I'm using the analogy in the title ironically. Which is to say I'm using it wrong. Vince Lombardi famously referred to football as "a game of inches" which he then qualified with "and inches make the champion." The cycling industry LOVES that concept because it gives them license to create, market and sell rims that a few mm deeper and wider, handlebars a little thicker, helmet padding a little thinner, and Q-factors a little narrower (god I hate that one). Damn you Team Sky with your "incremental gains," tacitly giving approval to upending every standard in pursuit of something new with an "-er" at the end, and with new standards and measurements that of course also have to be invested in for the sake of compatibility.
In a related story, Shimano is now selling glasses with gravel-specific lenses. Unironically, I might add.
My point here is the counterpoint to last time, which, I realize now, gave some credence to "a game of millimeters" philosophy. We realize that a lot of wheel selection is based on extrinsic performance features, and understanding what aspects of performance are most important for each rider can facilitate wheel choice and purchase.
While there are objective measures to consider around wheel depth and tire width, ultimately we've found our customers are trying to find the wheelset that makes them happiest. And a lot of what makes people happy with their choice is actually quite subjective. In fact, sometimes objective truths can undermine a subjectively happy frame of mind. I'll give you an example.
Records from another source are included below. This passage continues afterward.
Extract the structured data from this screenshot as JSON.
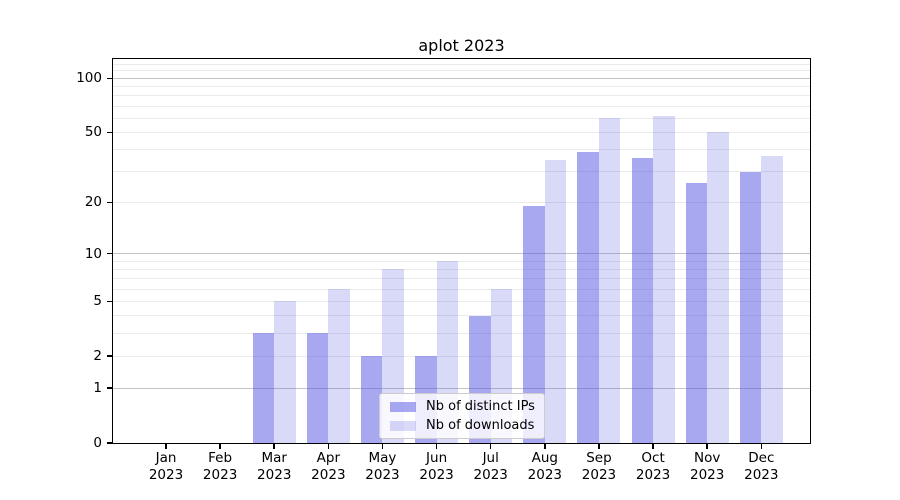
{
  "title": "aplot 2023",
  "chart_data": {
    "type": "bar",
    "title": "aplot 2023",
    "categories": [
      "Jan",
      "Feb",
      "Mar",
      "Apr",
      "May",
      "Jun",
      "Jul",
      "Aug",
      "Sep",
      "Oct",
      "Nov",
      "Dec"
    ],
    "year_label": "2023",
    "series": [
      {
        "name": "Nb of distinct IPs",
        "color": "rgba(81,81,225,0.5)",
        "values": [
          0,
          0,
          3,
          3,
          2,
          2,
          4,
          19,
          39,
          36,
          26,
          30
        ]
      },
      {
        "name": "Nb of downloads",
        "color": "rgba(81,81,225,0.22)",
        "values": [
          0,
          0,
          5,
          6,
          8,
          9,
          6,
          35,
          60,
          62,
          50,
          37
        ]
      }
    ],
    "y_scale": "log1p",
    "ylim": [
      0,
      128
    ],
    "y_ticks": [
      0,
      1,
      2,
      5,
      10,
      20,
      50,
      100
    ],
    "y_major_grid": [
      1,
      10,
      100
    ],
    "y_minor_grid": [
      2,
      3,
      4,
      5,
      6,
      7,
      8,
      9,
      20,
      30,
      40,
      50,
      60,
      70,
      80,
      90,
      110,
      120
    ],
    "xlabel": "",
    "ylabel": "",
    "grid": "on",
    "legend_position": "lower-center"
  },
  "colors": {
    "background": "#ffffff",
    "spine": "#000000",
    "grid_major": "#c4c4c4",
    "grid_minor": "#ebebeb",
    "bar_base": "#5151e1",
    "legend_bg": "rgba(255,255,255,0.8)",
    "legend_border": "#cccccc"
  }
}
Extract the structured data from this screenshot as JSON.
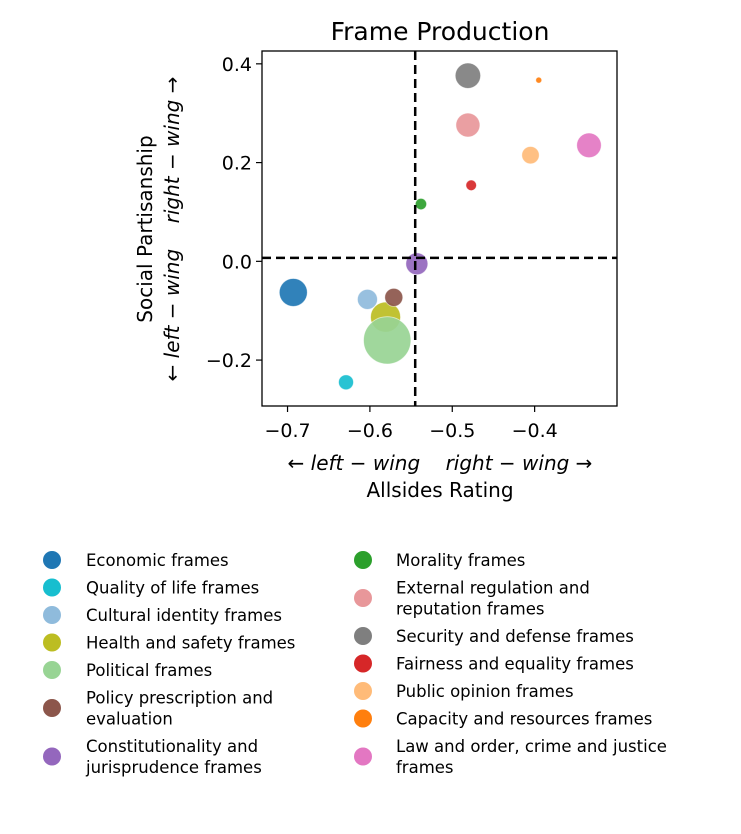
{
  "chart_data": {
    "type": "scatter",
    "title": "Frame Production",
    "xlabel": "Allsides Rating",
    "xlabel_direction": "← left − wing    right − wing →",
    "ylabel": "Social Partisanship",
    "ylabel_direction": "← left − wing    right − wing →",
    "xlim": [
      -0.731,
      -0.3
    ],
    "ylim": [
      -0.293,
      0.426
    ],
    "xticks": [
      -0.7,
      -0.6,
      -0.5,
      -0.4
    ],
    "xtick_labels": [
      "−0.7",
      "−0.6",
      "−0.5",
      "−0.4"
    ],
    "yticks": [
      0.4,
      0.2,
      0.0,
      -0.2
    ],
    "ytick_labels": [
      "0.4",
      "0.2",
      "0.0",
      "−0.2"
    ],
    "grid": false,
    "reference_lines": {
      "x": -0.545,
      "y": 0.007,
      "style": "dashed",
      "color": "#000000"
    },
    "legend_placement": "bottom",
    "series": [
      {
        "name": "Economic frames",
        "label_lines": [
          "Economic frames"
        ],
        "color": "#1f77b4",
        "x": -0.693,
        "y": -0.063,
        "size": 196
      },
      {
        "name": "Quality of life frames",
        "label_lines": [
          "Quality of life frames"
        ],
        "color": "#17becf",
        "x": -0.629,
        "y": -0.245,
        "size": 56
      },
      {
        "name": "Cultural identity frames",
        "label_lines": [
          "Cultural identity frames"
        ],
        "color": "#8fbbdc",
        "x": -0.603,
        "y": -0.077,
        "size": 100
      },
      {
        "name": "Health and safety frames",
        "label_lines": [
          "Health and safety frames"
        ],
        "color": "#bcbd22",
        "x": -0.581,
        "y": -0.113,
        "size": 225
      },
      {
        "name": "Political frames",
        "label_lines": [
          "Political frames"
        ],
        "color": "#98d494",
        "x": -0.579,
        "y": -0.16,
        "size": 560
      },
      {
        "name": "Policy prescription and evaluation",
        "label_lines": [
          "Policy prescription and",
          "evaluation"
        ],
        "color": "#8c564b",
        "x": -0.571,
        "y": -0.073,
        "size": 81
      },
      {
        "name": "Constitutionality and jurisprudence frames",
        "label_lines": [
          "Constitutionality and",
          "jurisprudence frames"
        ],
        "color": "#9467bd",
        "x": -0.543,
        "y": -0.005,
        "size": 121
      },
      {
        "name": "Morality frames",
        "label_lines": [
          "Morality frames"
        ],
        "color": "#2ca02c",
        "x": -0.538,
        "y": 0.116,
        "size": 32
      },
      {
        "name": "External regulation and reputation frames",
        "label_lines": [
          "External regulation and",
          "reputation frames"
        ],
        "color": "#e8979a",
        "x": -0.481,
        "y": 0.276,
        "size": 144
      },
      {
        "name": "Security and defense frames",
        "label_lines": [
          "Security and defense frames"
        ],
        "color": "#7f7f7f",
        "x": -0.481,
        "y": 0.376,
        "size": 161
      },
      {
        "name": "Fairness and equality frames",
        "label_lines": [
          "Fairness and equality frames"
        ],
        "color": "#d62728",
        "x": -0.477,
        "y": 0.154,
        "size": 28
      },
      {
        "name": "Public opinion frames",
        "label_lines": [
          "Public opinion frames"
        ],
        "color": "#ffbb78",
        "x": -0.405,
        "y": 0.215,
        "size": 76
      },
      {
        "name": "Capacity and resources frames",
        "label_lines": [
          "Capacity and resources frames"
        ],
        "color": "#ff7f0e",
        "x": -0.395,
        "y": 0.367,
        "size": 9
      },
      {
        "name": "Law and order, crime and justice frames",
        "label_lines": [
          "Law and order, crime and justice",
          "frames"
        ],
        "color": "#e377c2",
        "x": -0.334,
        "y": 0.235,
        "size": 151
      }
    ]
  }
}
I used to race crits on Challenge tires. I chose them because I like niche brands with interesting stories, and these were also tan sidewalls - a bit of a rarity a decade ago. So this combination of intrinsic preferences influenced my perception of extrinsic benefits. I was convinced I could tell a difference in the way they felt, the amount of grip they provided in corners, how their light weight contributed to acceleration. I was more confident on them, and felt like I was giving myself my best chance of success.
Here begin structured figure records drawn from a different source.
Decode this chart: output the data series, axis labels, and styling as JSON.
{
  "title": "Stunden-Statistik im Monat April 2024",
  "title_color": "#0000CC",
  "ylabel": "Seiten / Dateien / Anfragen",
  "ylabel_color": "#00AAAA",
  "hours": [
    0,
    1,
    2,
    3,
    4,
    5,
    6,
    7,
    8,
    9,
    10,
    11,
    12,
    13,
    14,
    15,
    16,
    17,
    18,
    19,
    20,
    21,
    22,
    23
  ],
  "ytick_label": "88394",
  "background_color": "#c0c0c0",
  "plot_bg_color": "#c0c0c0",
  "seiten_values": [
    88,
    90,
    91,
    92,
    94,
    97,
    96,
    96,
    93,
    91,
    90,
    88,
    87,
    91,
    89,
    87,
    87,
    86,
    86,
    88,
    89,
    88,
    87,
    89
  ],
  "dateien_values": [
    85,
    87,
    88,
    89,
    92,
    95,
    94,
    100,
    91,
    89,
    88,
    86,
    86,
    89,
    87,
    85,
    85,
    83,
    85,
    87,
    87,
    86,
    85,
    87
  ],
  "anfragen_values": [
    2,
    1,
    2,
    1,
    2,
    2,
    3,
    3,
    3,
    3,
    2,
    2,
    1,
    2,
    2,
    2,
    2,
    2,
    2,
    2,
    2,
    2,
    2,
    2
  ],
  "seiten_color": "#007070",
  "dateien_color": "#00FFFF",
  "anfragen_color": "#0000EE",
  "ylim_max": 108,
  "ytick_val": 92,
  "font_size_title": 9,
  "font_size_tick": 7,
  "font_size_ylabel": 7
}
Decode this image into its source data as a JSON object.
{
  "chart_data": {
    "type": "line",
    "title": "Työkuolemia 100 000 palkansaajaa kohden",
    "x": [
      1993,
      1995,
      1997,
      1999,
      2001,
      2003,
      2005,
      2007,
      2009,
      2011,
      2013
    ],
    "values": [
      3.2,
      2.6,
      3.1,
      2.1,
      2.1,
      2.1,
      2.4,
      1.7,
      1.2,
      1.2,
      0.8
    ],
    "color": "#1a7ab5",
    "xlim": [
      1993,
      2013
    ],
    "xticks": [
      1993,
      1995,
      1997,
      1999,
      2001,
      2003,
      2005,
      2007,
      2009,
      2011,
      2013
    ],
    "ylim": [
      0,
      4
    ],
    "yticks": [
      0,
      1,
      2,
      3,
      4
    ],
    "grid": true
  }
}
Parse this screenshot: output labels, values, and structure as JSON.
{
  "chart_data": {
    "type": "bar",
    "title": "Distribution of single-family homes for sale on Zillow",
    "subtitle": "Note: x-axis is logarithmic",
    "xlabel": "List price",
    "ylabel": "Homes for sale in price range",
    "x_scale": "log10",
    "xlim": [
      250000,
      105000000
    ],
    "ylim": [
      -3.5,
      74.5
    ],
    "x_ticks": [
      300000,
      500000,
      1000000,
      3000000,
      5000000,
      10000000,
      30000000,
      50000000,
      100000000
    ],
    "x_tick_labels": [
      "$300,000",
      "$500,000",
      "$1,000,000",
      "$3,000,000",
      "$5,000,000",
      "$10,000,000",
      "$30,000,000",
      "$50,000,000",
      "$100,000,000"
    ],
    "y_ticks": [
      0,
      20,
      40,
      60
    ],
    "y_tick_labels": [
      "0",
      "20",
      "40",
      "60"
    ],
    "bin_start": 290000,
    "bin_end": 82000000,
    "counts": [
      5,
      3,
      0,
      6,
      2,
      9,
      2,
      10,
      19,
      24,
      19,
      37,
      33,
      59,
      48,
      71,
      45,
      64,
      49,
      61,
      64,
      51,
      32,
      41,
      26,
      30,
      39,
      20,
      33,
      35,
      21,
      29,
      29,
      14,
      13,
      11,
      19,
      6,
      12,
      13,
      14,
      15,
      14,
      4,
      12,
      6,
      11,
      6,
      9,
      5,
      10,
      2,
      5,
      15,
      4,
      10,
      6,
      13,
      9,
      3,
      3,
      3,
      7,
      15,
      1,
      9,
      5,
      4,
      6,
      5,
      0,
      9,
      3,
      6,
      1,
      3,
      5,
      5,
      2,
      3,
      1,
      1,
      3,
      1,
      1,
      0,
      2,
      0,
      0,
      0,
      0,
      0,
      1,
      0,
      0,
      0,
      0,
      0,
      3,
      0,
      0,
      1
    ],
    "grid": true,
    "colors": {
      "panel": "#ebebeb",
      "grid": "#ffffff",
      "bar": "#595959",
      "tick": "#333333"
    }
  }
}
And then I learned they were extremely slow in the wind tunnel, and that I had grossly overestimated the benefits of their weight on acceleration. My bubble popped, and I instead switched to the same Conti GPs everyone else was (and still is) riding. A little ruefully if I'm being honest.
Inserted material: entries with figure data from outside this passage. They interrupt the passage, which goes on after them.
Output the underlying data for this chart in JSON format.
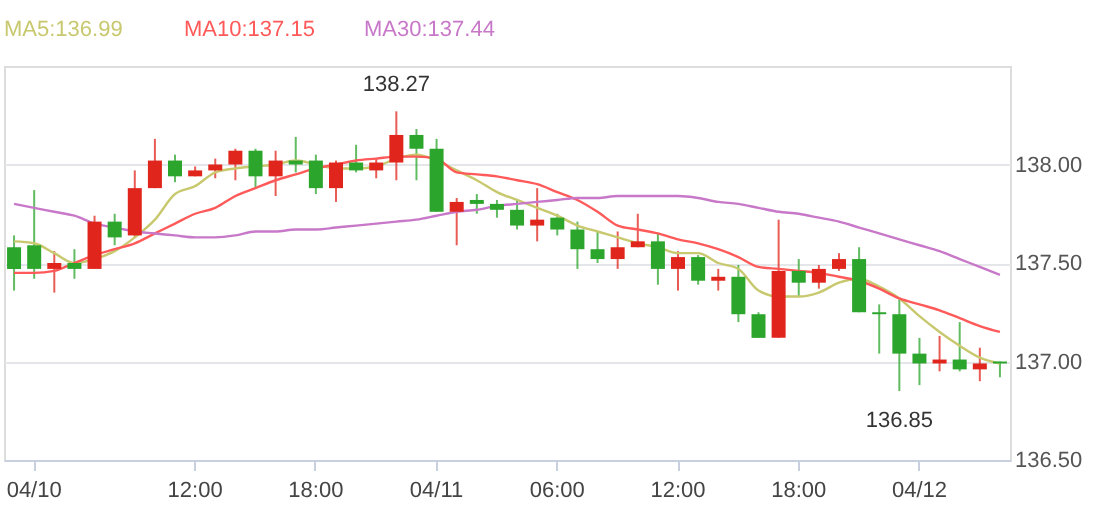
{
  "chart_data": {
    "type": "candlestick",
    "categories": [
      null,
      "04/10",
      null,
      null,
      null,
      null,
      null,
      null,
      null,
      "12:00",
      null,
      null,
      null,
      null,
      null,
      "18:00",
      null,
      null,
      null,
      null,
      null,
      "04/11",
      null,
      null,
      null,
      null,
      null,
      "06:00",
      null,
      null,
      null,
      null,
      null,
      "12:00",
      null,
      null,
      null,
      null,
      null,
      "18:00",
      null,
      null,
      null,
      null,
      null,
      "04/12",
      null,
      null,
      null,
      null
    ],
    "ohlc": [
      [
        137.58,
        137.64,
        137.36,
        137.47
      ],
      [
        137.59,
        137.87,
        137.42,
        137.47
      ],
      [
        137.47,
        137.56,
        137.35,
        137.5
      ],
      [
        137.5,
        137.57,
        137.42,
        137.47
      ],
      [
        137.47,
        137.74,
        137.47,
        137.71
      ],
      [
        137.71,
        137.75,
        137.59,
        137.63
      ],
      [
        137.64,
        137.97,
        137.63,
        137.88
      ],
      [
        137.88,
        138.13,
        137.88,
        138.02
      ],
      [
        138.02,
        138.05,
        137.91,
        137.94
      ],
      [
        137.94,
        137.99,
        137.94,
        137.97
      ],
      [
        137.97,
        138.03,
        137.93,
        138.0
      ],
      [
        138.0,
        138.08,
        137.92,
        138.07
      ],
      [
        138.07,
        138.08,
        137.88,
        137.94
      ],
      [
        137.94,
        138.07,
        137.84,
        138.02
      ],
      [
        138.02,
        138.14,
        137.96,
        138.0
      ],
      [
        138.02,
        138.05,
        137.85,
        137.88
      ],
      [
        137.88,
        138.02,
        137.81,
        138.01
      ],
      [
        138.01,
        138.1,
        137.96,
        137.97
      ],
      [
        137.97,
        138.03,
        137.93,
        138.01
      ],
      [
        138.01,
        138.27,
        137.92,
        138.15
      ],
      [
        138.15,
        138.18,
        137.92,
        138.08
      ],
      [
        138.08,
        138.13,
        137.76,
        137.76
      ],
      [
        137.76,
        137.83,
        137.59,
        137.81
      ],
      [
        137.82,
        137.85,
        137.75,
        137.8
      ],
      [
        137.8,
        137.82,
        137.73,
        137.77
      ],
      [
        137.77,
        137.82,
        137.67,
        137.69
      ],
      [
        137.69,
        137.88,
        137.61,
        137.72
      ],
      [
        137.73,
        137.75,
        137.64,
        137.67
      ],
      [
        137.67,
        137.71,
        137.47,
        137.57
      ],
      [
        137.57,
        137.66,
        137.5,
        137.52
      ],
      [
        137.52,
        137.66,
        137.47,
        137.58
      ],
      [
        137.58,
        137.75,
        137.58,
        137.61
      ],
      [
        137.61,
        137.65,
        137.39,
        137.47
      ],
      [
        137.47,
        137.56,
        137.36,
        137.53
      ],
      [
        137.53,
        137.54,
        137.39,
        137.41
      ],
      [
        137.41,
        137.47,
        137.36,
        137.43
      ],
      [
        137.43,
        137.49,
        137.2,
        137.24
      ],
      [
        137.24,
        137.25,
        137.12,
        137.12
      ],
      [
        137.12,
        137.72,
        137.12,
        137.46
      ],
      [
        137.46,
        137.52,
        137.33,
        137.4
      ],
      [
        137.4,
        137.49,
        137.37,
        137.47
      ],
      [
        137.47,
        137.55,
        137.46,
        137.52
      ],
      [
        137.52,
        137.58,
        137.25,
        137.25
      ],
      [
        137.25,
        137.29,
        137.04,
        137.24
      ],
      [
        137.24,
        137.32,
        136.85,
        137.04
      ],
      [
        137.04,
        137.12,
        136.88,
        136.99
      ],
      [
        136.99,
        137.13,
        136.95,
        137.01
      ],
      [
        137.01,
        137.2,
        136.95,
        136.96
      ],
      [
        136.96,
        137.07,
        136.9,
        136.99
      ],
      [
        137.0,
        137.0,
        136.92,
        136.99
      ]
    ],
    "colors": [
      "#2ca52c",
      "#2ca52c",
      "#e0261c",
      "#2ca52c",
      "#e0261c",
      "#2ca52c",
      "#e0261c",
      "#e0261c",
      "#2ca52c",
      "#e0261c",
      "#e0261c",
      "#e0261c",
      "#2ca52c",
      "#e0261c",
      "#2ca52c",
      "#2ca52c",
      "#e0261c",
      "#2ca52c",
      "#e0261c",
      "#e0261c",
      "#2ca52c",
      "#2ca52c",
      "#e0261c",
      "#2ca52c",
      "#2ca52c",
      "#2ca52c",
      "#e0261c",
      "#2ca52c",
      "#2ca52c",
      "#2ca52c",
      "#e0261c",
      "#e0261c",
      "#2ca52c",
      "#e0261c",
      "#2ca52c",
      "#e0261c",
      "#2ca52c",
      "#2ca52c",
      "#e0261c",
      "#2ca52c",
      "#e0261c",
      "#e0261c",
      "#2ca52c",
      "#2ca52c",
      "#2ca52c",
      "#2ca52c",
      "#e0261c",
      "#2ca52c",
      "#e0261c",
      "#2ca52c"
    ],
    "series": [
      {
        "name": "MA5:136.99",
        "type": "line",
        "color": "#c8c86e",
        "values": [
          137.61,
          137.6,
          137.55,
          137.5,
          137.52,
          137.56,
          137.63,
          137.72,
          137.85,
          137.89,
          137.96,
          137.98,
          137.99,
          138.0,
          138.02,
          138.0,
          137.98,
          137.98,
          137.99,
          138.03,
          138.05,
          138.02,
          137.97,
          137.92,
          137.86,
          137.82,
          137.78,
          137.74,
          137.69,
          137.66,
          137.63,
          137.6,
          137.58,
          137.55,
          137.55,
          137.5,
          137.47,
          137.36,
          137.33,
          137.33,
          137.35,
          137.4,
          137.42,
          137.38,
          137.32,
          137.23,
          137.15,
          137.08,
          137.02,
          136.99
        ]
      },
      {
        "name": "MA10:137.15",
        "type": "line",
        "color": "#ff5a5a",
        "values": [
          137.45,
          137.45,
          137.46,
          137.5,
          137.54,
          137.57,
          137.6,
          137.65,
          137.7,
          137.75,
          137.78,
          137.84,
          137.88,
          137.92,
          137.95,
          137.98,
          138.0,
          138.02,
          138.03,
          138.04,
          138.04,
          138.03,
          137.96,
          137.95,
          137.94,
          137.92,
          137.9,
          137.86,
          137.82,
          137.76,
          137.69,
          137.67,
          137.65,
          137.62,
          137.6,
          137.57,
          137.53,
          137.48,
          137.47,
          137.46,
          137.45,
          137.43,
          137.41,
          137.37,
          137.32,
          137.29,
          137.26,
          137.22,
          137.18,
          137.15
        ]
      },
      {
        "name": "MA30:137.44",
        "type": "line",
        "color": "#c878c8",
        "values": [
          137.8,
          137.78,
          137.76,
          137.74,
          137.7,
          137.68,
          137.66,
          137.65,
          137.64,
          137.63,
          137.63,
          137.64,
          137.66,
          137.66,
          137.67,
          137.67,
          137.68,
          137.69,
          137.7,
          137.71,
          137.72,
          137.74,
          137.76,
          137.77,
          137.79,
          137.8,
          137.81,
          137.82,
          137.83,
          137.83,
          137.84,
          137.84,
          137.84,
          137.84,
          137.83,
          137.81,
          137.8,
          137.78,
          137.76,
          137.75,
          137.73,
          137.71,
          137.68,
          137.65,
          137.62,
          137.59,
          137.56,
          137.52,
          137.48,
          137.44
        ]
      }
    ],
    "ylim": [
      136.5,
      138.5
    ],
    "yticks": [
      {
        "value": 136.5,
        "label": "136.50"
      },
      {
        "value": 137,
        "label": "137.00"
      },
      {
        "value": 137.5,
        "label": "137.50"
      },
      {
        "value": 138,
        "label": "138.00"
      }
    ],
    "grid": "y",
    "legend": "top left",
    "annotations": [
      {
        "text": "138.27",
        "y": 138.27
      },
      {
        "text": "136.85",
        "y": 136.85
      }
    ]
  }
}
We used to play that game. We've been to the wind tunnel, not just measuring our wheels but LOTS of brands' wheels, and also round vs bladed spokes, rim brakes vs disc brakes, all sorts of stuff. And we've done testing on braking heat and wheel flex and all sorts of objective measures to help people make better informed decisions.
But that's not how everyone makes decisions. And I know from my tire experience that sometimes it should actively be not how some people make decisions. I don't mean to say that ignorance is bliss, but only because that's a cliche. There is definitely joy in being unfettered with too much objective truth. Especially when we're talking about wheelsets. For our bicycles.
All of which is to say that if the millimeters matter, let's have that conversation. But if they don't, screw the idea of choosing based on depth or internal width. 2mm here or there isn't going to make a real difference in how much fun you have. But - believe me - thinking you've bought the wrong thing sure can.
Nothing in the last 5 or 6 years has been so much a joy to ride as my original Rail 52’s!
I miss them.
With all the fantastic upgrades in frame builds, braking and drive trains, wheel sets remain uninspiring. That’s not to say modern carbon wheels don’t work, they do and quite well. Perhaps it’s just the “It” factor of my old 52’s that I miss. I’ve been contemplating having them rebuilt with discs just so I can occasionally spend a beautiful Sunday morning rolling quickly through the Kettle Moraines.